A Garden of Eating

There’s no escaping the “New Year, New You” phenomenon that happens every January. From productivity gurus talking about resolutions and goals to the onslaught of health and wellness professionals (present company included) telling you what to eat, what not to eat, how to diet, how not to diet, and why you need to start working out right now.

It can be overwhelming.

But new habits don’t have to start on the first of the year, or on a Monday, or as soon as you perfect the last new habit. They can start any time and they can be flexible.
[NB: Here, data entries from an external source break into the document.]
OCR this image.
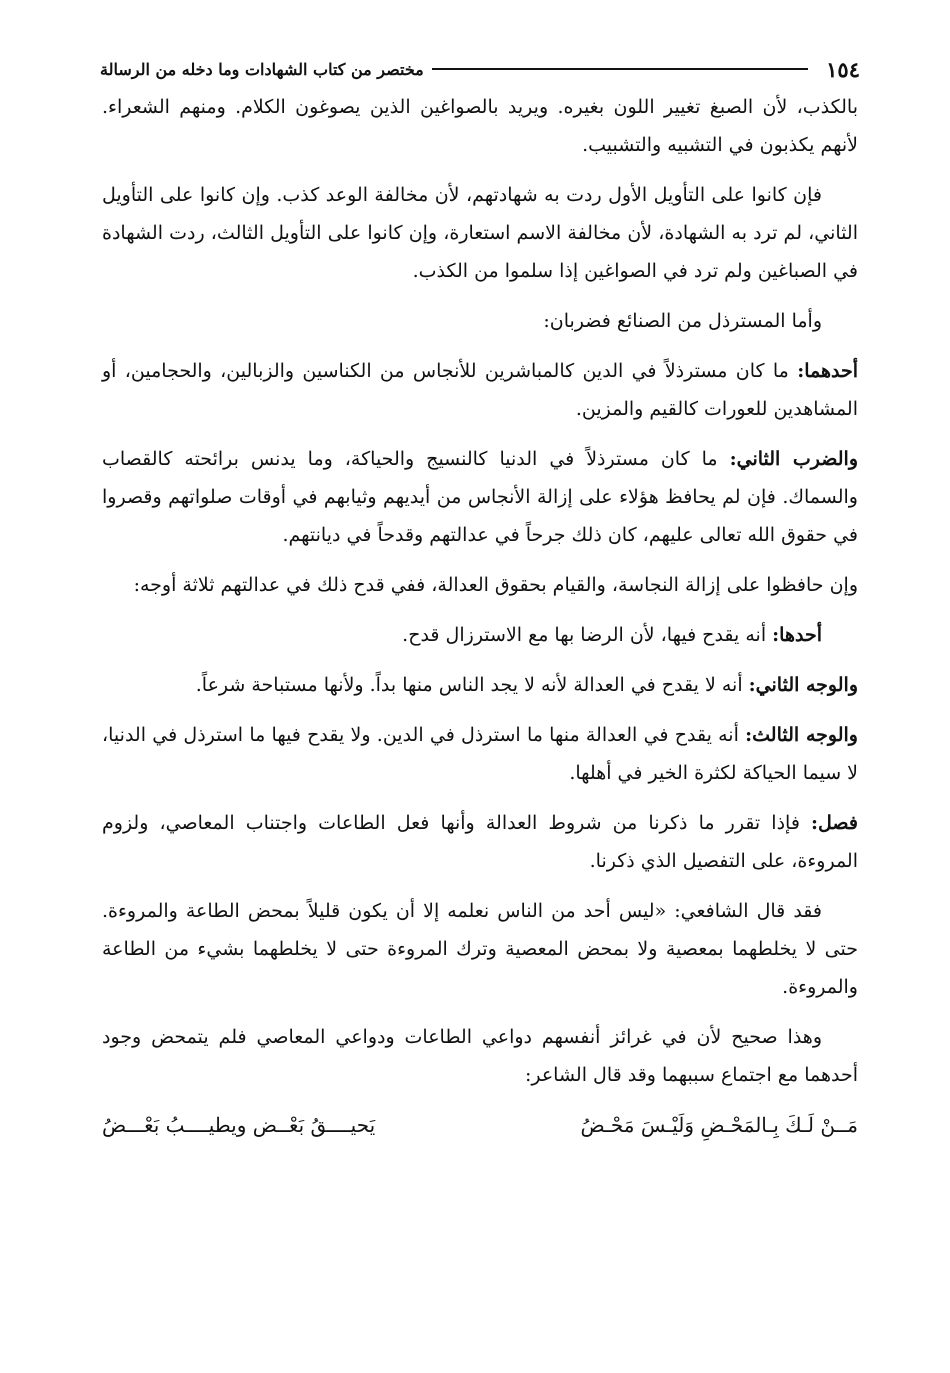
١٥٤
مختصر من كتاب الشهادات وما دخله من الرسالة

بالكذب، لأن الصبغ تغيير اللون بغيره. ويريد بالصواغين الذين يصوغون الكلام. ومنهم الشعراء. لأنهم يكذبون في التشبيه والتشبيب.

فإن كانوا على التأويل الأول ردت به شهادتهم، لأن مخالفة الوعد كذب. وإن كانوا على التأويل الثاني، لم ترد به الشهادة، لأن مخالفة الاسم استعارة، وإن كانوا على التأويل الثالث، ردت الشهادة في الصباغين ولم ترد في الصواغين إذا سلموا من الكذب.

وأما المسترذل من الصنائع فضربان:

أحدهما: ما كان مسترذلاً في الدين كالمباشرين للأنجاس من الكناسين والزبالين، والحجامين، أو المشاهدين للعورات كالقيم والمزين.

والضرب الثاني: ما كان مسترذلاً في الدنيا كالنسيج والحياكة، وما يدنس برائحته كالقصاب والسماك. فإن لم يحافظ هؤلاء على إزالة الأنجاس من أيديهم وثيابهم في أوقات صلواتهم وقصروا في حقوق الله تعالى عليهم، كان ذلك جرحاً في عدالتهم وقدحاً في ديانتهم.

وإن حافظوا على إزالة النجاسة، والقيام بحقوق العدالة، ففي قدح ذلك في عدالتهم ثلاثة أوجه:

أحدها: أنه يقدح فيها، لأن الرضا بها مع الاسترزال قدح.

والوجه الثاني: أنه لا يقدح في العدالة لأنه لا يجد الناس منها بداً. ولأنها مستباحة شرعاً.

والوجه الثالث: أنه يقدح في العدالة منها ما استرذل في الدين. ولا يقدح فيها ما استرذل في الدنيا، لا سيما الحياكة لكثرة الخير في أهلها.

فصل: فإذا تقرر ما ذكرنا من شروط العدالة وأنها فعل الطاعات واجتناب المعاصي، ولزوم المروءة، على التفصيل الذي ذكرنا.

فقد قال الشافعي: «ليس أحد من الناس نعلمه إلا أن يكون قليلاً بمحض الطاعة والمروءة. حتى لا يخلطهما بمعصية ولا بمحض المعصية وترك المروءة حتى لا يخلطهما بشيء من الطاعة والمروءة.

وهذا صحيح لأن في غرائز أنفسهم دواعي الطاعات ودواعي المعاصي فلم يتمحض وجود أحدهما مع اجتماع سببهما وقد قال الشاعر:

مَــنْ لَـكَ بِـالمَحْـضِ وَلَيْـسَ مَحْـضُ
يَحيــــقُ بَعْــض ويطيــــبُ بَعْـــضُ
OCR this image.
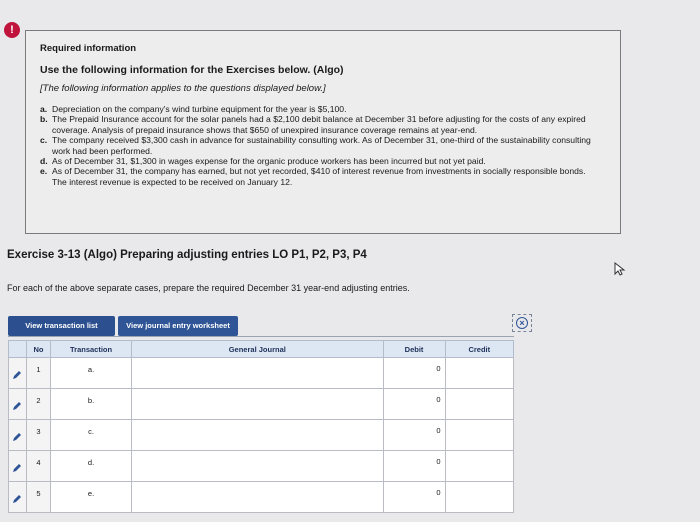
!
Required information
Use the following information for the Exercises below. (Algo)
[The following information applies to the questions displayed below.]
a. Depreciation on the company's wind turbine equipment for the year is $5,100.
b. The Prepaid Insurance account for the solar panels had a $2,100 debit balance at December 31 before adjusting for the costs of any expired coverage. Analysis of prepaid insurance shows that $650 of unexpired insurance coverage remains at year-end.
c. The company received $3,300 cash in advance for sustainability consulting work. As of December 31, one-third of the sustainability consulting work had been performed.
d. As of December 31, $1,300 in wages expense for the organic produce workers has been incurred but not yet paid.
e. As of December 31, the company has earned, but not yet recorded, $410 of interest revenue from investments in socially responsible bonds. The interest revenue is expected to be received on January 12.
Exercise 3-13 (Algo) Preparing adjusting entries LO P1, P2, P3, P4
For each of the above separate cases, prepare the required December 31 year-end adjusting entries.
View transaction list	View journal entry worksheet	×
	No	Transaction	General Journal	Debit	Credit

1	a.		0	

2	b.		0	

3	c.		0	

4	d.		0	

5	e.		0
Case in point: If you’ve been wanting to learn more about plant-based foods and incorporating more fruits, vegetables, legumes, and/or grains into your weekly meals, you can start small and make changes as you determine your taste preferences, learn about the availability of seasonal and local produce, or experiment with flavors and cooking methods.

(image credit: D. Leonis)

It’s no secret that plants benefit our health. The phytonutrients found in vibrant fruits and veggies help keep our body functions working and disease at bay in a way that animal foods don’t; but that doesn’t mean both categories can’t find harmony on your plate.

One-week challenge

At your next meal or snack, count up the colors or the food groups in front of you to get a feel for what your normal eating patterns are like and if you think there might be room for improvement or variety. If so, for one week only, add some plants to your plate. That’s right. I said “add.” No need to get rid of anything you’re already eating; just start including some new items off the “plant” list below.

Food Groups

Pick a few of your favorites and toss them into as many of your meals or snacks as possible for one week. Depending on your location and what’s in season, you might be able to find fresh citrus fruits or berries (or use frozen, if preferred), packaged, pre-washed veggies like baby spinach or mesclun mixes are convenient and usually available year-round, and you can always find bagged or canned plant-based proteins like beans, peas, nuts, and seeds in the grocery store. At the end of the week, ask yourself the following questions:

  1. Was this easy?
  2. Did I enjoy this?
  3. Could I do this again?

If yes to all three, then keep going! If no, then decide if you want to try a different item, method, or stop altogether and re-assess at a later date.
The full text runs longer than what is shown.